Standbild: Grillen und Intellektuelle zirpten
■ betr.: "Extra"
„Extra“, Montag, 22.10 Uhr, RTL; „Die Außerirdischen – der endgültige Beweis“, Dienstag, 20.40 Uhr, arte
Das Corpus delicti hat Riesenaugen, sechs Finger und die Statur einer Wasserleiche. Den schwarzweißen, verwackelten und verschwommenen Film über die Obduktion jenes „Außerirdischen“ kauften Sender in 28 Ländern ein. Der französische Privatkanal TF1 brachte gleich noch eine Videokassette mit dem 15-Minuten-Spektakel in Umlauf, auf der indes jede Garantie für die Authentizität des Materials ausgeschlossen wird.

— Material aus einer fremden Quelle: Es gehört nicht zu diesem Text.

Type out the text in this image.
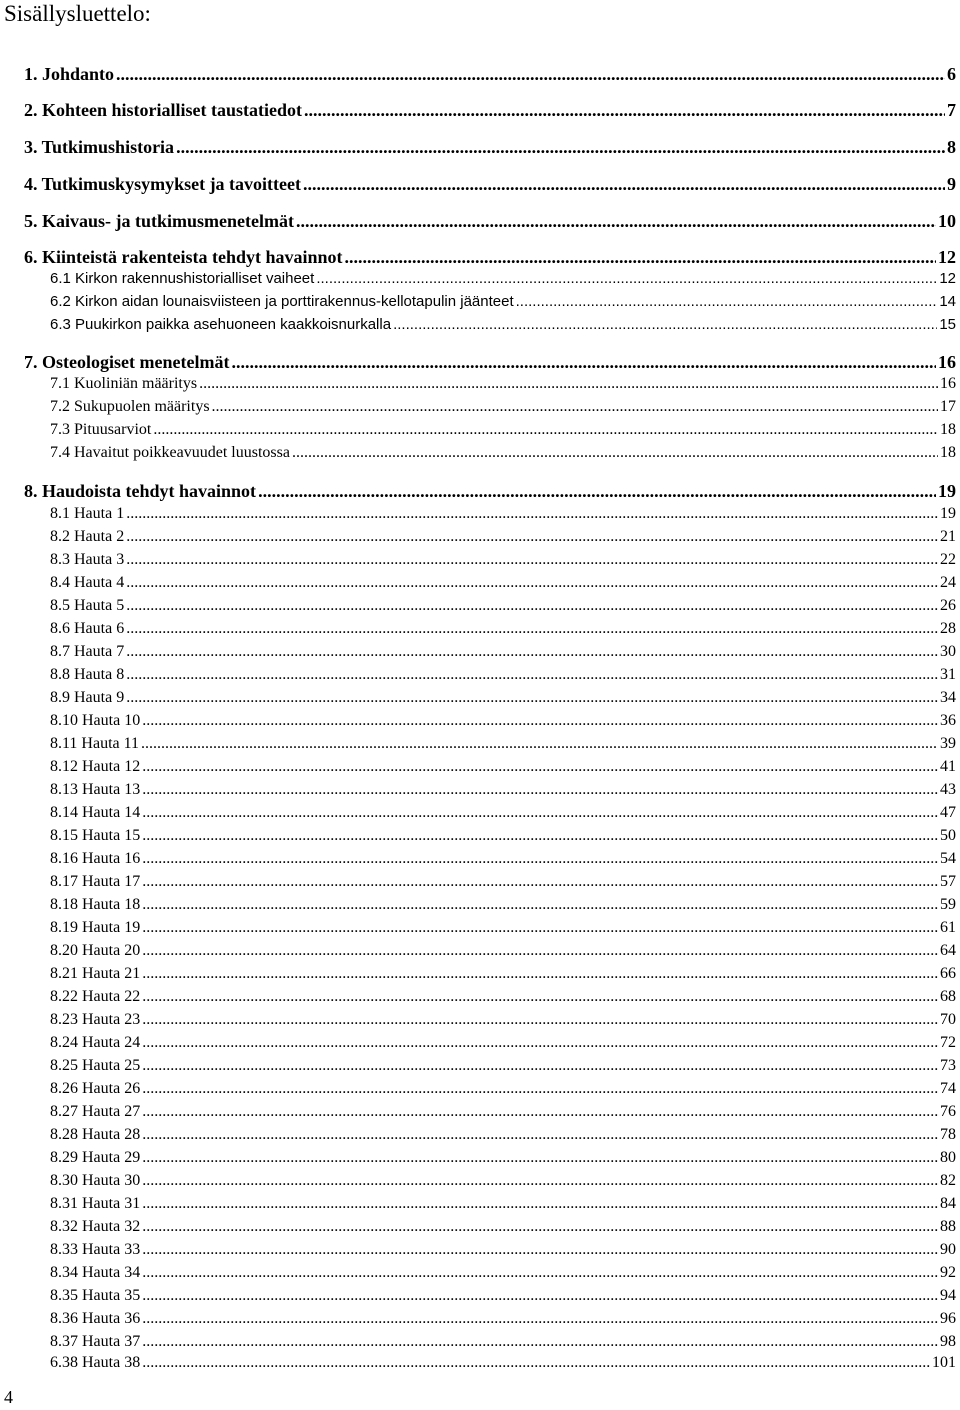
Sisällysluettelo:
1. Johdanto .....	6
2. Kohteen historialliset taustatiedot .....	7
3. Tutkimushistoria .....	8
4. Tutkimuskysymykset ja tavoitteet .....	9
5. Kaivaus- ja tutkimusmenetelmät .....	10
6. Kiinteistä rakenteista tehdyt havainnot .....	12
6.1 Kirkon rakennushistorialliset vaiheet .....	12
6.2 Kirkon aidan lounaisviisteen ja porttirakennus-kellotapulin jäänteet .....	14
6.3 Puukirkon paikka asehuoneen kaakkoisnurkalla .....	15
7. Osteologiset menetelmät .....	16
7.1 Kuoliniän määritys .....	16
7.2 Sukupuolen määritys .....	17
7.3 Pituusarviot .....	18
7.4 Havaitut poikkeavuudet luustossa .....	18
8. Haudoista tehdyt havainnot .....	19
8.1 Hauta 1 .....	19
8.2 Hauta 2 .....	21
8.3 Hauta 3 .....	22
8.4 Hauta 4 .....	24
8.5 Hauta 5 .....	26
8.6 Hauta 6 .....	28
8.7 Hauta 7 .....	30
8.8 Hauta 8 .....	31
8.9 Hauta 9 .....	34
8.10 Hauta 10 .....	36
8.11 Hauta 11 .....	39
8.12 Hauta 12 .....	41
8.13 Hauta 13 .....	43
8.14 Hauta 14 .....	47
8.15 Hauta 15 .....	50
8.16 Hauta 16 .....	54
8.17 Hauta 17 .....	57
8.18 Hauta 18 .....	59
8.19 Hauta 19 .....	61
8.20 Hauta 20 .....	64
8.21 Hauta 21 .....	66
8.22 Hauta 22 .....	68
8.23 Hauta 23 .....	70
8.24 Hauta 24 .....	72
8.25 Hauta 25 .....	73
8.26 Hauta 26 .....	74
8.27 Hauta 27 .....	76
8.28 Hauta 28 .....	78
8.29 Hauta 29 .....	80
8.30 Hauta 30 .....	82
8.31 Hauta 31 .....	84
8.32 Hauta 32 .....	88
8.33 Hauta 33 .....	90
8.34 Hauta 34 .....	92
8.35 Hauta 35 .....	94
8.36 Hauta 36 .....	96
8.37 Hauta 37 .....	98
6.38 Hauta 38 .....	101
4
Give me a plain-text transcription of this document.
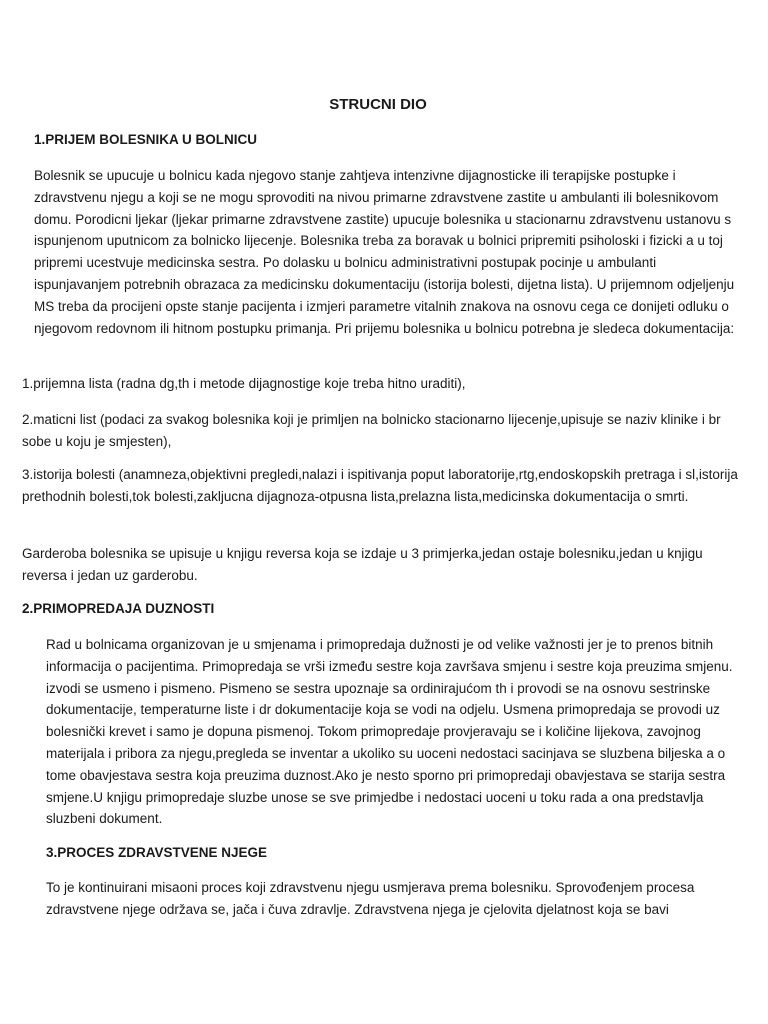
STRUCNI DIO
1.PRIJEM BOLESNIKA U BOLNICU

Bolesnik se upucuje u bolnicu kada njegovo stanje zahtjeva intenzivne dijagnosticke ili terapijske postupke i zdravstvenu njegu a koji se ne mogu sprovoditi na nivou primarne zdravstvene zastite u ambulanti ili bolesnikovom domu. Porodicni ljekar (ljekar primarne zdravstvene zastite) upucuje bolesnika u stacionarnu zdravstvenu ustanovu s ispunjenom uputnicom za bolnicko lijecenje. Bolesnika treba za boravak u bolnici pripremiti psiholoski i fizicki a u toj pripremi ucestvuje medicinska sestra. Po dolasku u bolnicu administrativni postupak pocinje u ambulanti ispunjavanjem potrebnih obrazaca za medicinsku dokumentaciju (istorija bolesti, dijetna lista). U prijemnom odjeljenju MS treba da procijeni opste stanje pacijenta i izmjeri parametre vitalnih znakova na osnovu cega ce donijeti odluku o njegovom redovnom ili hitnom postupku primanja. Pri prijemu bolesnika u bolnicu potrebna je sledeca dokumentacija:

1.prijemna lista (radna dg,th i metode dijagnostige koje treba hitno uraditi),

2.maticni list (podaci za svakog bolesnika koji je primljen na bolnicko stacionarno lijecenje,upisuje se naziv klinike i br sobe u koju je smjesten),

3.istorija bolesti (anamneza,objektivni pregledi,nalazi i ispitivanja poput laboratorije,rtg,endoskopskih pretraga i sl,istorija prethodnih bolesti,tok bolesti,zakljucna dijagnoza-otpusna lista,prelazna lista,medicinska dokumentacija o smrti.

Garderoba bolesnika se upisuje u knjigu reversa koja se izdaje u 3 primjerka,jedan ostaje bolesniku,jedan u knjigu reversa i jedan uz garderobu.

2.PRIMOPREDAJA DUZNOSTI

Rad u bolnicama organizovan je u smjenama i primopredaja dužnosti je od velike važnosti jer je to prenos bitnih informacija o pacijentima. Primopredaja se vrši između sestre koja završava smjenu i sestre koja preuzima smjenu. izvodi se usmeno i pismeno. Pismeno se sestra upoznaje sa ordinirajućom th i provodi se na osnovu sestrinske dokumentacije, temperaturne liste i dr dokumentacije koja se vodi na odjelu. Usmena primopredaja se provodi uz bolesnički krevet i samo je dopuna pismenoj. Tokom primopredaje provjeravaju se i količine lijekova, zavojnog materijala i pribora za njegu,pregleda se inventar a ukoliko su uoceni nedostaci sacinjava se sluzbena biljeska a o tome obavjestava sestra koja preuzima duznost.Ako je nesto sporno pri primopredaji obavjestava se starija sestra smjene.U knjigu primopredaje sluzbe unose se sve primjedbe i nedostaci uoceni u toku rada a ona predstavlja sluzbeni dokument.

3.PROCES ZDRAVSTVENE NJEGE

To je kontinuirani misaoni proces koji zdravstvenu njegu usmjerava prema bolesniku. Sprovođenjem procesa zdravstvene njege održava se, jača i čuva zdravlje. Zdravstvena njega je cjelovita djelatnost koja se bavi
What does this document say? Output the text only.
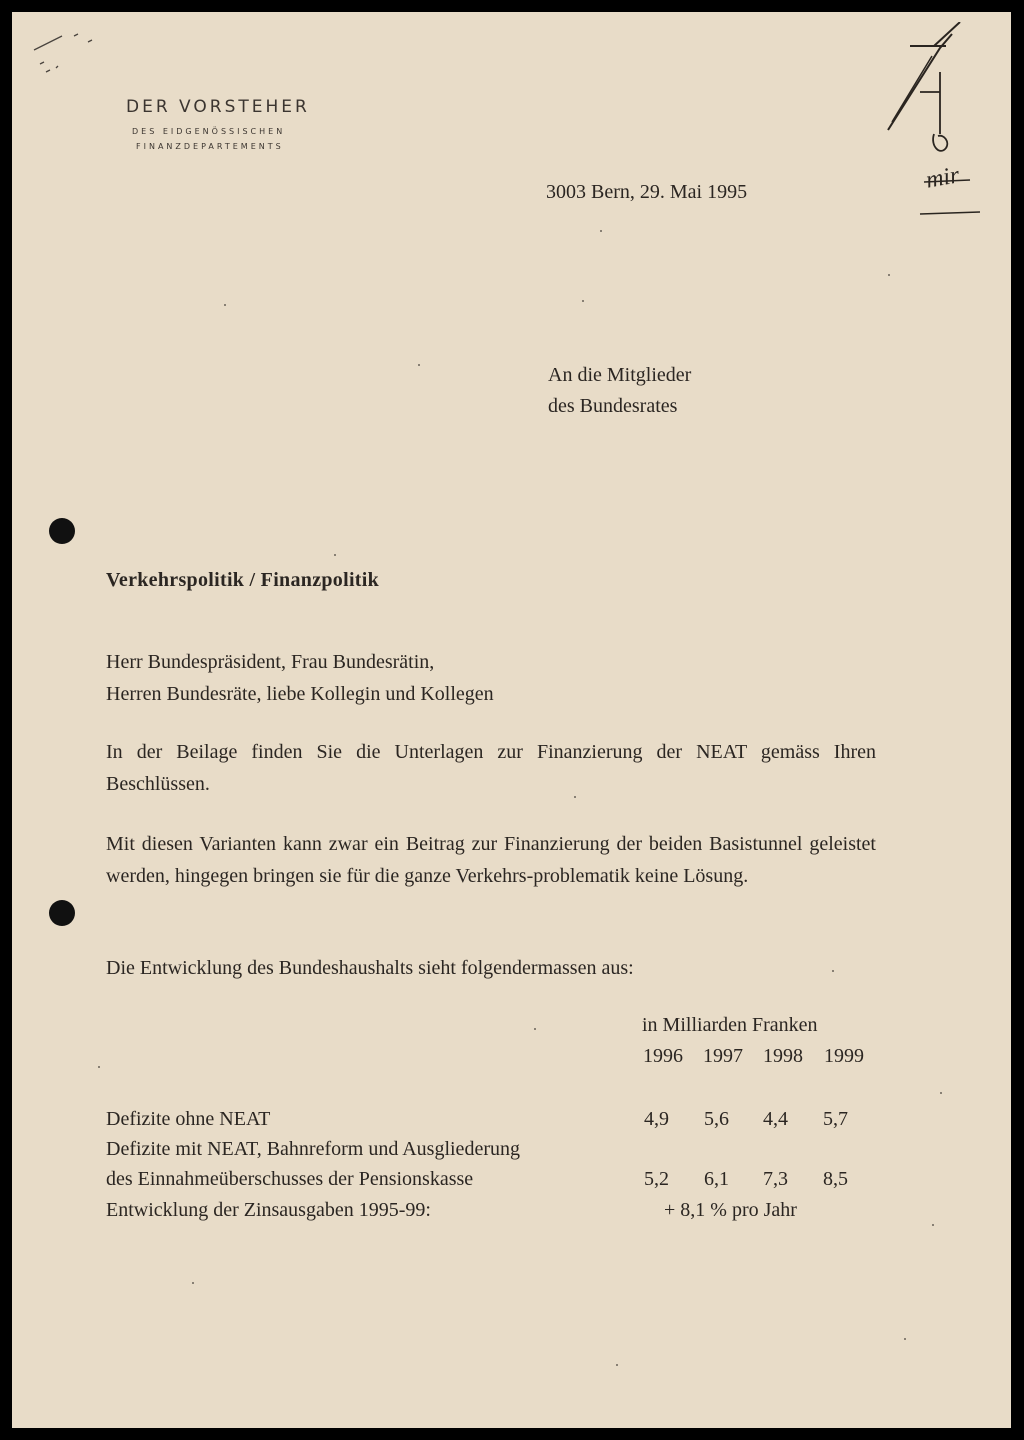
DER VORSTEHER
DES EIDGENÖSSISCHEN
FINANZDEPARTEMENTS
3003 Bern, 29. Mai 1995	mir
An die Mitglieder
des Bundesrates
Verkehrspolitik / Finanzpolitik
Herr Bundespräsident, Frau Bundesrätin,
Herren Bundesräte, liebe Kollegin und Kollegen
In der Beilage finden Sie die Unterlagen zur Finanzierung der NEAT gemäss Ihren Beschlüssen.
Mit diesen Varianten kann zwar ein Beitrag zur Finanzierung der beiden Basistunnel geleistet werden, hingegen bringen sie für die ganze Verkehrs-problematik keine Lösung.
Die Entwicklung des Bundeshaushalts sieht folgendermassen aus:
in Milliarden Franken
1996 1997 1998 1999
Defizite ohne NEAT	4,9 5,6 4,4 5,7
Defizite mit NEAT, Bahnreform und Ausgliederung
des Einnahmeüberschusses der Pensionskasse	5,2 6,1 7,3 8,5
Entwicklung der Zinsausgaben 1995-99:	+ 8,1 % pro Jahr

RTL wählte den entgegengesetzten Weg und gab eine zweite Sezierung in Auftrag. Ein Pathologe und ein Filmtrickexperte nahmen am Montag das nur kurz eingespielte Material auseinander: unüblicher Seziertisch, eine zu unruhige Doku-Kamera, die in den entscheidenden Phasen unscharf wird, und Blut, das nicht unkontrolliert austritt. Filmfreak Giesen zeigte eine Maske aus „Ghostbusters II“, Pathologe Eisenmenger meinte, es könnte sich auch um die Leiche einer chromosomal mißgebildeten Frau handeln. Selbst einem „Ufologen“ kamen Zweifel. Erst hieß es, man habe zehnminütige Filmrollen gefunden – bis man merkte, daß es damals nur dreiminütige gab. Abseits der Faktenhuberei erklärte Horrorfan Giesen: „Mythen sind kulturprägend.“
Und somit eine Pflicht für den Kulturkanal arte. In einer Live- Sondersendung versammelte sich vorgestern eine Männerrunde im rührigen Zwielicht zweier Petroleumlampen vor dem Observatorium zu Meudon. Grillen und Intellektuelle zirpten. Ein obskurer russischer Fernsehfilm wurde eingespielt, wonach der „Roswell“- Fall eigentlich in Sibirien stattfand, aber von einem dissidenten KGB-Professor mit Hilfe des FBI in den USA inszeniert worden sei. Beweis: Eine FBI/MGM- Quittung über „vier Gummikörper“. Doch diese Aliens hatten zwei Finger zuwenig. Sie waren bloß ein artefakt – eine raffinierte Brüskierung für Verschwörungsfans und Doku-Puristen. Wie kürzlich, als das Kölner Wissenschaftsmagazin „Quarks“ (WDR) das Thema Bildermanipulation mit Live-Nachrichten von der abgestürzten Domkuppel medienkritisch garnierte.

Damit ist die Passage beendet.